Russia Today has been hit by high-profile staff resignations before, most spectacularly when anchor Liz Wahl resigned live on air earlier this year.
Firth, a Briton who graduated from City University in 2009, worked out of the news channel’s Moscow base initially, before coming to work in London. She claims that inexperienced staff would be assigned to important stories in order to ensure they did not go off-message.
“The way it works with a story like this is that the people who are assigned are very obedient. The second you start to question or report honestly then you’re a problem.
“The first thing that happens is that they assign the usually least experienced in RT, the second is everyone else who’s involved [starts] phoning guests that have a particular viewpoint and are going to say a particular thing.”
While many journalists are attracted to Russia Today by healthy salaries and the prospect of a secure job, Firth said there was a belief there that you could stay “within the system and fight against the bad forces”.
She insists she never lied in any of her reports but became concerned about the airtime given to her journalism and was concerned that her reports were “lending credibility” to the channel’s other output.
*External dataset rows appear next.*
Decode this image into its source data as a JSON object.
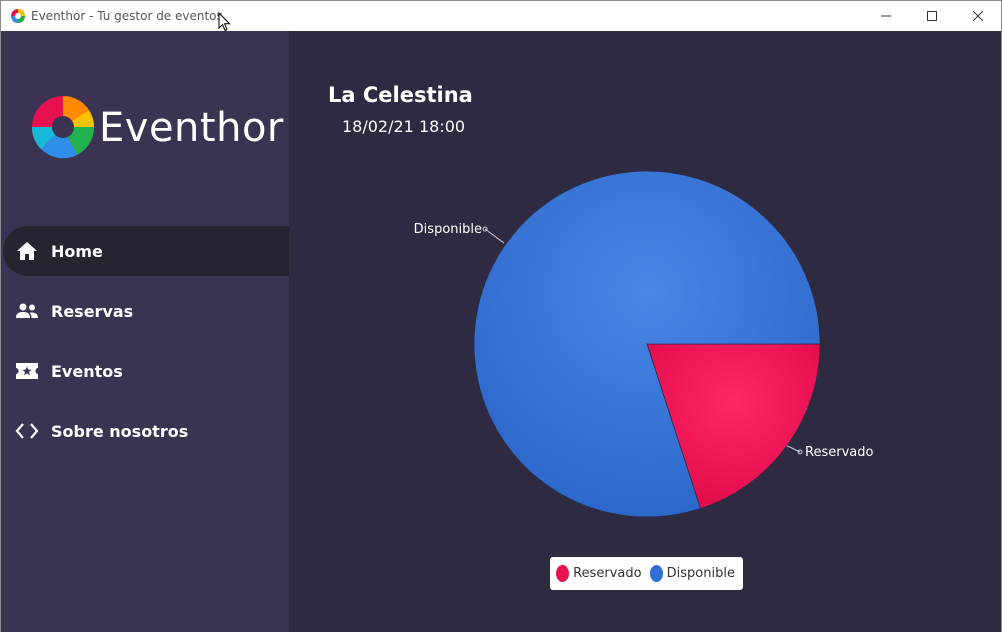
{
  "window": {
    "title": "Eventhor - Tu gestor de eventos"
  },
  "sidebar": {
    "brand": "Eventhor",
    "items": [
      {
        "label": "Home",
        "icon": "home-icon",
        "active": true
      },
      {
        "label": "Reservas",
        "icon": "people-icon",
        "active": false
      },
      {
        "label": "Eventos",
        "icon": "ticket-icon",
        "active": false
      },
      {
        "label": "Sobre nosotros",
        "icon": "code-icon",
        "active": false
      }
    ]
  },
  "event": {
    "name": "La Celestina",
    "datetime": "18/02/21 18:00"
  },
  "colors": {
    "sidebar_bg": "#3a3351",
    "main_bg": "#2e2a41",
    "reservado": "#e8114f",
    "disponible": "#2f6fd4"
  },
  "chart_data": {
    "type": "pie",
    "title": "",
    "slices": [
      {
        "label": "Reservado",
        "value": 20,
        "color": "#e8114f"
      },
      {
        "label": "Disponible",
        "value": 80,
        "color": "#2f6fd4"
      }
    ],
    "legend_position": "bottom"
  }
}
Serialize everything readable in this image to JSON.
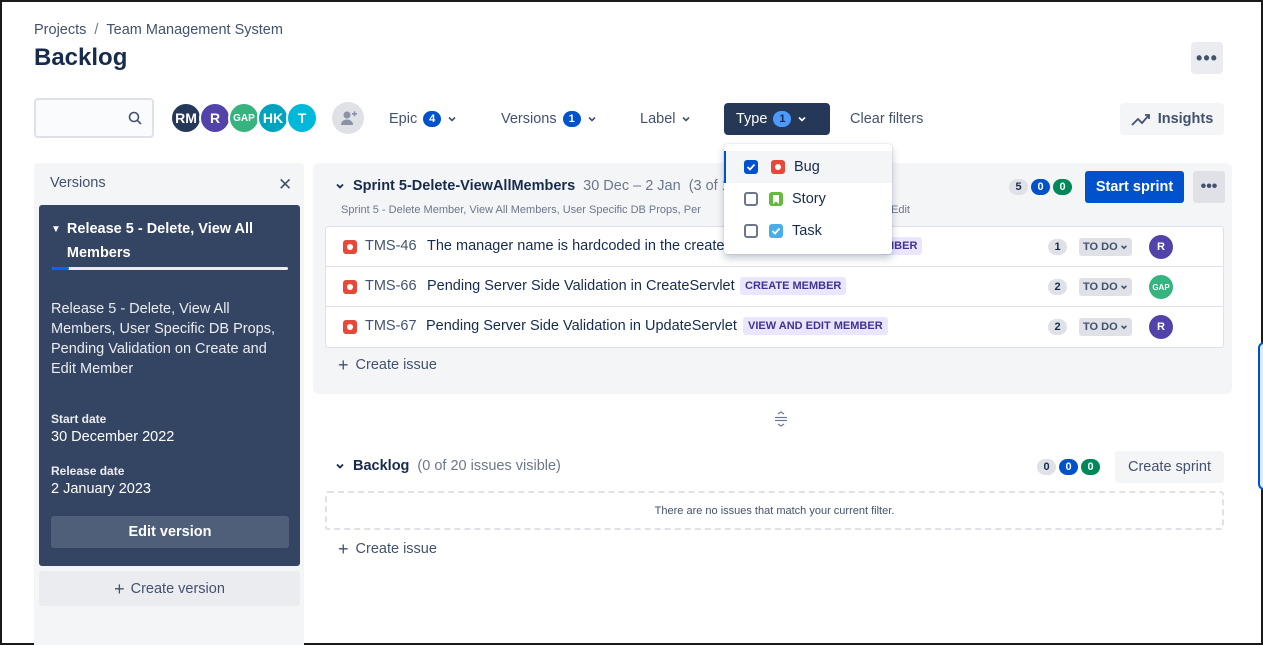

She alleges she was pulled out of Syria by channel bosses the day after filing a report highlighting the suffering of civilians in areas opposed to the Assad regime, which is backed by Russia’s president, Vladimir Putin.
Firth said she had immense respect for her “talented” colleagues and said the vast majority of journalists at the channel were working hard to tell the truth, but that the management “ignore that and push the rubbish”.
“It’s great team, so talented. But at the heart of that organisation it’s rotten. Until they have people operating at the top level who want to tell the truth and tell the facts then it’s not going to change.”
“There is a perception of RT as an evil genius but it’s actually just dangerous incompetence.”